Desde la década de los noventa, la cultura popular surcoreana ha ganado gran relevancia internacional e importancia económica. Si bien al principio se trataba de un fenómeno cuyo alcance se limitaba a los países de Asia Oriental y el Sudeste Asiático, tras el auge de la transmisión de contenidos a través de las redes sociales fenómenos como el k-drama o el k-pop se ha globalizado, alcanzado a todo el mundo.

Desde inicios del presente siglo, el Hallyu se ha convertido en uno de los fenómenos culturales más grandes de Asia. Su impacto ha sido enorme y creciente. En el año 2004 su valor equivalía a un 0’2% al PIB de Corea (1.87 mil millones de US$), mientras en el año 2019 su valor se multiplicaba por más de 6 hasta alcanzar los 12’3 mil millones de dólares.
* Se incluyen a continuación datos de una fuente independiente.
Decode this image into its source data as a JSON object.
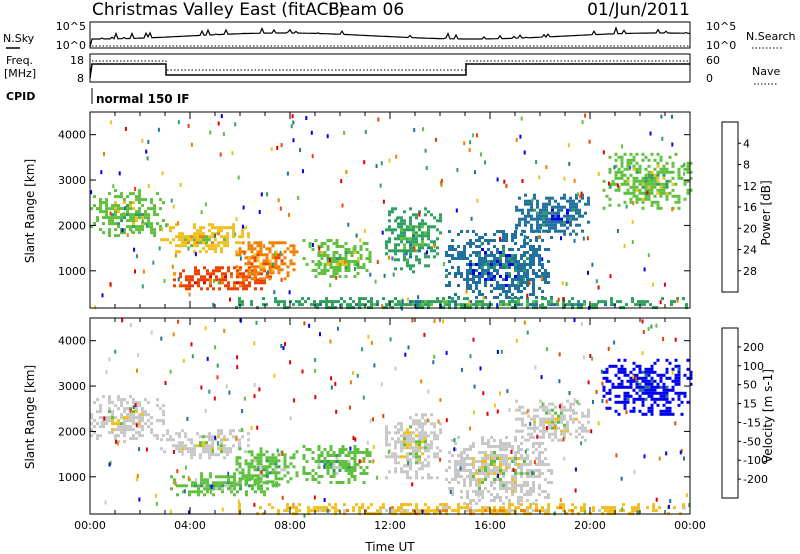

Aparte de los claros beneficios económicos, la internacionalización de los productos culturales surcoreanos ha aumentado considerablemente el soft power de Corea del Sur, haciendo que el gobierno considere el fomento de Hallyu una prioridad de interés nacional para expandir la influencia del país en el exterior.

Apoyo estatal: inversión y coordinación

El gobierno de Corea del Sur, a través del Ministerio de Cultura, Deportes y Turismo, ha adoptado un enfoque proactivo para utilizar la cultura como mecanismo para dar a conocer el país y como herramienta para el desarrollo económico. Después de la crisis financiera asiática en el año 1997, se creó el Consejo Presidencial de Marca Nacional, que fue fundamental para coordinar las estrategias de branding y promoción cultural, destacando el potencial económico del Hallyu y el deseo de diversificar la economía hacia industrias menos tradicionales y más creativas.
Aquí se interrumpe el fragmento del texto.